Spelle’s pale brown eyes, widening in his first surprise, now pulled to a narrowed guardedness. “What do you want?” he rapped thinly.
“What makes you think I want anything?” Bruce retorted. “Something worrying you?”
“You got a hell of a nerve,” charged Spelle, “after last night. I understand you’re now the foreman of Rocking A. Pretty smooth, what you pulled last night. Holding a little get-together in Donovan’s store … putting on a great show of righteousness, while all the time the rest of your damned crew were out murdering that poor devil, Dopkins. You might have fooled some gullible ones, Martell. But you’re not fooling me.”
“That,” said Bruce, “is something I can hand right back to you, Spelle. You’re fooling a lot of people, but not me. And not several other good men who are beginning to get their eyes open. Matter of fact, I did want something when I came in here. I wanted to see you, so that I could tell you a few things, right in your teeth. First is … that you’re a damned, loose-mouthed liar. Do I make that plain? A lousy, snake-in-the-weeds liar. And I hope you try and make something of it.”
For a brief moment, Bruce thought Spelle would try. He saw the blaze build in the man’s eyes, a blaze that seemed to turn them from brown to a moiling yellow, wild and raging. He saw the ripple of fury run up Spelle, clear from his heels, and he saw Spelle’s taut features pull into a beaked, thin-lipped mask. But it went no further.
“I don’t take the bait, Martell,” burst out Spelle hoarsely. “You’re a gunfighter … just a cheap killer. Even if I carried a gun, which I don’t, I wouldn’t be fool enough to let you badger me into going for it, so you’d have an excuse to shoot me down.”
Bruce’s laugh was taunting. “Now you’re lying again. Why do you always wear a coat, Spelle, in weather that puts other men in their shirtsleeves? I’ll tell you why. Because you do pack a gun, and you got one on now … in a shoulder holster. Let’s see you take your coat off and prove me wrong. If I am, I’ll back out of here on my hands and knees and you can kick me in the teeth all the way.”
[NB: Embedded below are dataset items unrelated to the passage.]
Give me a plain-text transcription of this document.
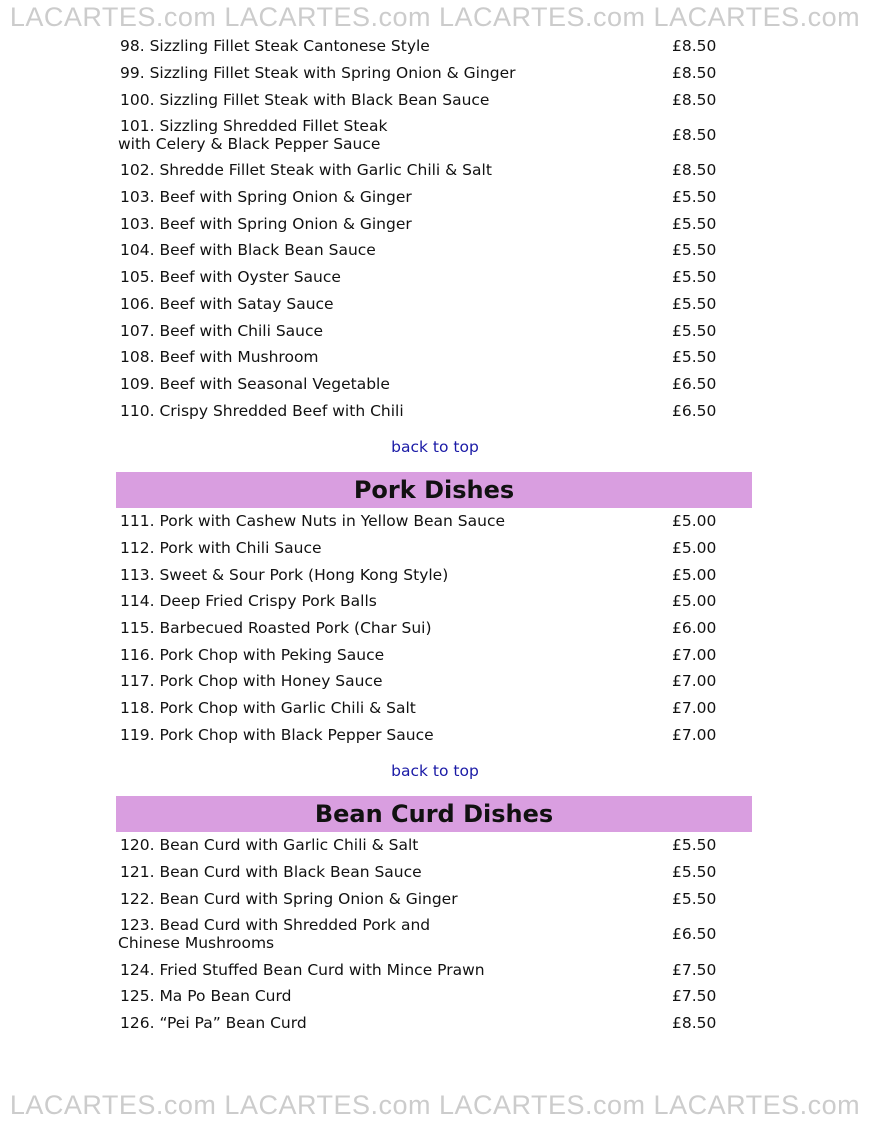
LACARTES.com LACARTES.com LACARTES.com LACARTES.com
98. Sizzling Fillet Steak Cantonese Style	£8.50
99. Sizzling Fillet Steak with Spring Onion & Ginger	£8.50
100. Sizzling Fillet Steak with Black Bean Sauce	£8.50
101. Sizzling Shredded Fillet Steak
with Celery & Black Pepper Sauce	£8.50
102. Shredde Fillet Steak with Garlic Chili & Salt	£8.50
103. Beef with Spring Onion & Ginger	£5.50
103. Beef with Spring Onion & Ginger	£5.50
104. Beef with Black Bean Sauce	£5.50
105. Beef with Oyster Sauce	£5.50
106. Beef with Satay Sauce	£5.50
107. Beef with Chili Sauce	£5.50
108. Beef with Mushroom	£5.50
109. Beef with Seasonal Vegetable	£6.50
110. Crispy Shredded Beef with Chili	£6.50
back to top
Pork Dishes
111. Pork with Cashew Nuts in Yellow Bean Sauce	£5.00
112. Pork with Chili Sauce	£5.00
113. Sweet & Sour Pork (Hong Kong Style)	£5.00
114. Deep Fried Crispy Pork Balls	£5.00
115. Barbecued Roasted Pork (Char Sui)	£6.00
116. Pork Chop with Peking Sauce	£7.00
117. Pork Chop with Honey Sauce	£7.00
118. Pork Chop with Garlic Chili & Salt	£7.00
119. Pork Chop with Black Pepper Sauce	£7.00
back to top
Bean Curd Dishes
120. Bean Curd with Garlic Chili & Salt	£5.50
121. Bean Curd with Black Bean Sauce	£5.50
122. Bean Curd with Spring Onion & Ginger	£5.50
123. Bead Curd with Shredded Pork and
Chinese Mushrooms	£6.50
124. Fried Stuffed Bean Curd with Mince Prawn	£7.50
125. Ma Po Bean Curd	£7.50
126. “Pei Pa” Bean Curd	£8.50
LACARTES.com LACARTES.com LACARTES.com LACARTES.com
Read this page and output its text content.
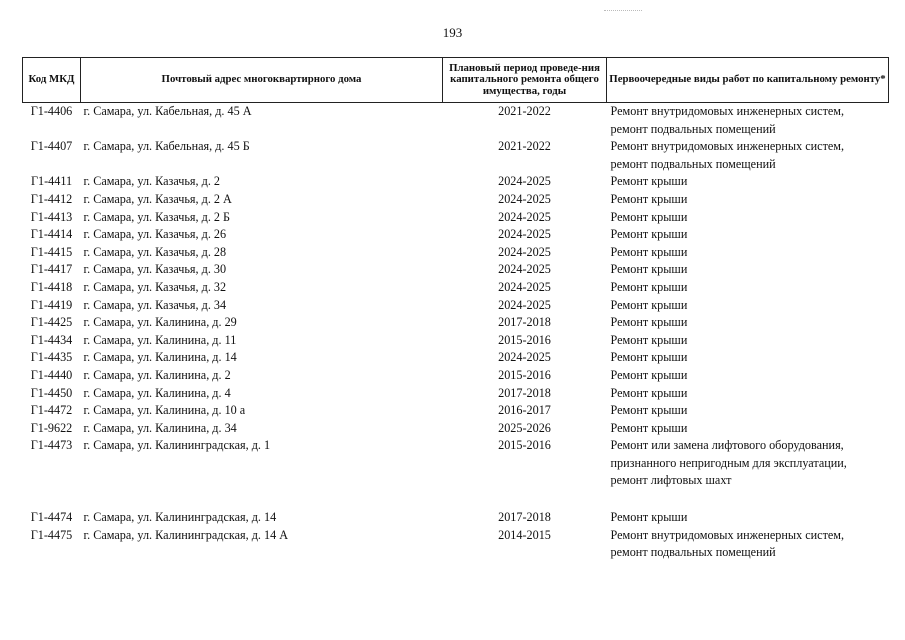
193
Код МКД	Почтовый адрес многоквартирного дома	Плановый период проведе-ния капитального ремонта общего имущества, годы	Первоочередные виды работ по капитальному ремонту*
Г1-4406	г. Самара, ул. Кабельная, д. 45 А	2021-2022	Ремонт внутридомовых инженерных систем,
ремонт подвальных помещений

Г1-4407	г. Самара, ул. Кабельная, д. 45 Б	2021-2022	Ремонт внутридомовых инженерных систем,
ремонт подвальных помещений

Г1-4411	г. Самара, ул. Казачья, д. 2	2024-2025	Ремонт крыши

Г1-4412	г. Самара, ул. Казачья, д. 2 А	2024-2025	Ремонт крыши

Г1-4413	г. Самара, ул. Казачья, д. 2 Б	2024-2025	Ремонт крыши

Г1-4414	г. Самара, ул. Казачья, д. 26	2024-2025	Ремонт крыши

Г1-4415	г. Самара, ул. Казачья, д. 28	2024-2025	Ремонт крыши

Г1-4417	г. Самара, ул. Казачья, д. 30	2024-2025	Ремонт крыши

Г1-4418	г. Самара, ул. Казачья, д. 32	2024-2025	Ремонт крыши

Г1-4419	г. Самара, ул. Казачья, д. 34	2024-2025	Ремонт крыши

Г1-4425	г. Самара, ул. Калинина, д. 29	2017-2018	Ремонт крыши

Г1-4434	г. Самара, ул. Калинина, д. 11	2015-2016	Ремонт крыши

Г1-4435	г. Самара, ул. Калинина, д. 14	2024-2025	Ремонт крыши

Г1-4440	г. Самара, ул. Калинина, д. 2	2015-2016	Ремонт крыши

Г1-4450	г. Самара, ул. Калинина, д. 4	2017-2018	Ремонт крыши

Г1-4472	г. Самара, ул. Калинина, д. 10 а	2016-2017	Ремонт крыши

Г1-9622	г. Самара, ул. Калинина, д. 34	2025-2026	Ремонт крыши

Г1-4473	г. Самара, ул. Калининградская, д. 1	2015-2016	Ремонт или замена лифтового оборудования,
признанного непригодным для эксплуатации,
ремонт лифтовых шахт

Г1-4474	г. Самара, ул. Калининградская, д. 14	2017-2018	Ремонт крыши

Г1-4475	г. Самара, ул. Калининградская, д. 14 А	2014-2015	Ремонт внутридомовых инженерных систем,
ремонт подвальных помещений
Jason Spelle fairly trembled with the rage that gripped him.
Bruce laughed again. “You see, I’m right. Once a liar, always a liar. So that’s one thing I wanted to tell you. Here’s something else. You’ve made it a business to spread a lot of poison talk against the Rocking A, an outfit that has never harmed you personally in any way. Now I’m warning you to lay off. Anything that is truth, Rocking A doesn’t mind being said about it. But your kind of lies is something else again. You spill any more of them, and we make you hard to catch. That’s cold crow, Spelle. Chew on it.”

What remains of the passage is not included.